Gerekçeli kararda, mağdur Terzi'ye kıyafeti nedeniyle sanığın tekme atmasının TCK'nın 115. maddesindeki inanç düşünce ve kanaatlerden kaynaklanan yaşam tarzı tercihlerine müdahale suçunu oluşturduğu anımsatılarak, sanığın halka açık bir alanda, otobüste, alenen mağdurun inancından, düşüncesinden, kanaatinden dolayı, şort giymesinden dolayı müdahale etmesinin aynı zamanda toplumun bir sosyal kesimini, diğer kesimi aleyhine kışkırttığı vurgulandı.
"DAHA SONRA BENZER OLAYLAR YAŞANDI"
Daha sonra benzer eylemlerin meydana gelmesinin kamu güvenliğinin bozulmasında açık ve yakın bir tehlike oluşturması dikkate alındığında, bu eylemin TCK'nın 216. maddesindeki "halkı kin ve düşmanlığa tahrik" suçunu da oluşturduğu ifade edilen gerekçeli kararda, sanığın tek eylemle kanunun birden fazla hükmünü ihlal ettiği belirtildi.

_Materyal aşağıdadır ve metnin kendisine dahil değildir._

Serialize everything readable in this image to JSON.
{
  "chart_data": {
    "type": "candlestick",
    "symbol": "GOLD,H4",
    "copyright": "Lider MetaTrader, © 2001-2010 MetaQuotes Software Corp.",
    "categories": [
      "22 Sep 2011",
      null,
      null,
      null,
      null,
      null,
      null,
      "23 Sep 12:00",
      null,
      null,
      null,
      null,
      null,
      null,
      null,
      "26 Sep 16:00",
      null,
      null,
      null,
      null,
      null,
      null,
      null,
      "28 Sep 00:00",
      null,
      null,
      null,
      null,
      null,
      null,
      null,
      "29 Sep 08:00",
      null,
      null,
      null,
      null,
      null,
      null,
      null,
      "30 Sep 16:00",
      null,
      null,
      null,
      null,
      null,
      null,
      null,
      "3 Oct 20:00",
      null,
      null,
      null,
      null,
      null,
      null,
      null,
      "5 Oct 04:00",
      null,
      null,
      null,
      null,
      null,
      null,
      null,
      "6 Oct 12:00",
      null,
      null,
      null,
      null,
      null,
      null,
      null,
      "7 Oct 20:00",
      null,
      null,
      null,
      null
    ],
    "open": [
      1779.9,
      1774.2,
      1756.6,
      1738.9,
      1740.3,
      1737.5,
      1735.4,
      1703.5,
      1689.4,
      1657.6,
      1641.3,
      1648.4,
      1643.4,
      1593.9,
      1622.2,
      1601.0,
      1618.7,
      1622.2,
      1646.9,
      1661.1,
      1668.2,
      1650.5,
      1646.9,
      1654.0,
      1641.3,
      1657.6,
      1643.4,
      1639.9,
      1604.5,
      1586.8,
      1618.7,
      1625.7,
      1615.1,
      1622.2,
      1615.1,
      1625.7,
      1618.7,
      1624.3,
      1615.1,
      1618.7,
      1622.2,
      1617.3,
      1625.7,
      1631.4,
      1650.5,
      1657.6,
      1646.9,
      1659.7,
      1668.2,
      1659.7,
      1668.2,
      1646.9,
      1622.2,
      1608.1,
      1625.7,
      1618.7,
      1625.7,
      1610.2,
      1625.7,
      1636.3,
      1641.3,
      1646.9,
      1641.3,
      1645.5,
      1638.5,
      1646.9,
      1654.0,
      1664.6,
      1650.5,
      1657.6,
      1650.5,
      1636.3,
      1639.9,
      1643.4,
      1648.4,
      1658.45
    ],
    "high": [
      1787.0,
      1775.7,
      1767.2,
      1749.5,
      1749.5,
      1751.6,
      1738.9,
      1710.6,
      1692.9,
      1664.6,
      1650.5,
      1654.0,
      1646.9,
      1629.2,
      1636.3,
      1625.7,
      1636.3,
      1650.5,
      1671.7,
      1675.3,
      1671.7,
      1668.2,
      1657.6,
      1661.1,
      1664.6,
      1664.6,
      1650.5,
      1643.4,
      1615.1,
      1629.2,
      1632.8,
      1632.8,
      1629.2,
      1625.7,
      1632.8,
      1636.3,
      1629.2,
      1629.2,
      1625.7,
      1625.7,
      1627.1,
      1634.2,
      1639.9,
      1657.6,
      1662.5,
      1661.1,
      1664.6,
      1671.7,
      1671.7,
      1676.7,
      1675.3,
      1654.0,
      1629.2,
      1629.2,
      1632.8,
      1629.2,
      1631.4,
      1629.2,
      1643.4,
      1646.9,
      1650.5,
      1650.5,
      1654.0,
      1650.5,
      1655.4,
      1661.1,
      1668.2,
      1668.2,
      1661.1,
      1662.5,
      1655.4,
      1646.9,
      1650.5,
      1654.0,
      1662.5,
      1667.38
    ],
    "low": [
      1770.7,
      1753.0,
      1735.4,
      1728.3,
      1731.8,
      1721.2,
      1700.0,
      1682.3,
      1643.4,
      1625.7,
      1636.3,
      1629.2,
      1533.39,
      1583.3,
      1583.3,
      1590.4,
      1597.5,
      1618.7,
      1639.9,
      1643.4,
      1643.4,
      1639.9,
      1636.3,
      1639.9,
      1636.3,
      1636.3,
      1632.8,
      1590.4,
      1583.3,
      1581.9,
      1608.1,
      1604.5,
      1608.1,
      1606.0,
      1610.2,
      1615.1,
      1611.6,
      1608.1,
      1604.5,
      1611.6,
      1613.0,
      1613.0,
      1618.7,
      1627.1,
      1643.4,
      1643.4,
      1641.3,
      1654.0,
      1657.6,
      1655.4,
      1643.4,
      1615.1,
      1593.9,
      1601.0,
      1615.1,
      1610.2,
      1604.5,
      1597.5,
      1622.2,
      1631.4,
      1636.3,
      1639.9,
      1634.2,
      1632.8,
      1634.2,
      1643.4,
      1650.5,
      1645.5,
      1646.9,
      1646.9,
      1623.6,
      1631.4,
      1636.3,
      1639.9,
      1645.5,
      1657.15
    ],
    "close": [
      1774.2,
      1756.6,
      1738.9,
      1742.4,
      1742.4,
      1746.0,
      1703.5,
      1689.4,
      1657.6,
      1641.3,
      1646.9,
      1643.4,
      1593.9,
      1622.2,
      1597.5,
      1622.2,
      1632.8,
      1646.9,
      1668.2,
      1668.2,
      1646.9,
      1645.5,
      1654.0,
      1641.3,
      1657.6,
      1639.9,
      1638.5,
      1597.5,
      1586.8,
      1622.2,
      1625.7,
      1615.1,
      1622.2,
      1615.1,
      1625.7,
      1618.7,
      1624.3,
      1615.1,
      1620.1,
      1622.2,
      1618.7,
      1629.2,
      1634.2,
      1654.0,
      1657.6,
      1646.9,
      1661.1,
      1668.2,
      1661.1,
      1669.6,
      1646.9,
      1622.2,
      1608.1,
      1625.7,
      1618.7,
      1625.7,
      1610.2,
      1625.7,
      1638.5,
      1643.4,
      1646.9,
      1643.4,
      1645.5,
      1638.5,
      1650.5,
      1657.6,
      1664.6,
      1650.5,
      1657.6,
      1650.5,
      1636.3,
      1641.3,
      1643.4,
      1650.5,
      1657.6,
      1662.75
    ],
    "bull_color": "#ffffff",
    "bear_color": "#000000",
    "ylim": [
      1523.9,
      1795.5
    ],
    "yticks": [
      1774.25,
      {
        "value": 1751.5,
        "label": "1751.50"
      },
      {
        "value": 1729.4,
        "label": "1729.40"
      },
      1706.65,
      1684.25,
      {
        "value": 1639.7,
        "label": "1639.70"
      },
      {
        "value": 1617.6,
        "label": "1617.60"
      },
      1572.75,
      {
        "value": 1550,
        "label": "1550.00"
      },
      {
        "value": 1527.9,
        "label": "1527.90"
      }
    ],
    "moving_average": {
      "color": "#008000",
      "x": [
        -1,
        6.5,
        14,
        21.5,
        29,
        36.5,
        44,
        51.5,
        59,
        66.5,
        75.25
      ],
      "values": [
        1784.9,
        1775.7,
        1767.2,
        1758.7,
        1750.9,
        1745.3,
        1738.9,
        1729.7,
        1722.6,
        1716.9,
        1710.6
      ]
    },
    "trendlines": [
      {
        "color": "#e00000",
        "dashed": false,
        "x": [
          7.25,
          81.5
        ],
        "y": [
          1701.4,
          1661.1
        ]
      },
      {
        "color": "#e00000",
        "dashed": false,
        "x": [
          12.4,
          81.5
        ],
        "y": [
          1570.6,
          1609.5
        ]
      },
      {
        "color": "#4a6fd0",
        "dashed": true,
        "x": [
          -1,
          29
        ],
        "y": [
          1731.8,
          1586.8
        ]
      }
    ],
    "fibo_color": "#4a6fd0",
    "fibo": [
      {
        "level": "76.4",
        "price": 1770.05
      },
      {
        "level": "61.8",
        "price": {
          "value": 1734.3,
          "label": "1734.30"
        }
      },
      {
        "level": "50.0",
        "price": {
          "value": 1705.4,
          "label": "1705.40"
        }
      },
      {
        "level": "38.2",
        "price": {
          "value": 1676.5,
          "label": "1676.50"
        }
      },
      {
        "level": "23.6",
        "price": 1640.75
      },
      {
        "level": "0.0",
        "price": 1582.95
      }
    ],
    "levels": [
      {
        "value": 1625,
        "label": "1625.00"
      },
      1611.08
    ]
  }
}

Gerekçeli kararda, TCK'nın 115. maddesi ile 216. maddesindeki suçların alt sınırlarının 1 yıl, üst sınırlarının da 3 yıl hapis cezazı olarak aynı olduğu, TCK'nın 115. maddesinden hüküm kurulduğundan "fikri içtima kuralı" gereğince "TCK'nın 216. maddesindeki "halkı kin ve düşmanlığa tahrik" suçundan hüküm kurulmasına ve ve ceza verilmesine yer olmadığına karar verildiği belirtildi.
Davaya ilişkin 7 Eylül'de kararını açıklayan Anadolu 40. Asliye Ceza Mahkemesi, sanık Çakıroğlu'nu "basit tıbbi müdahale ile giderilebilecek ölçüde kasten yaralama", "cebir ve tehdit kullanarak inanç, düşünce veya kanaatlerinden kaynaklanan yaşam tarzına ilişkin tercihlerine müdahale ederek bunları değiştirmeye zorlama" ve "hakaret" suçundan toplam 3 yıl 10 ay hapisle cezalandırmıştı.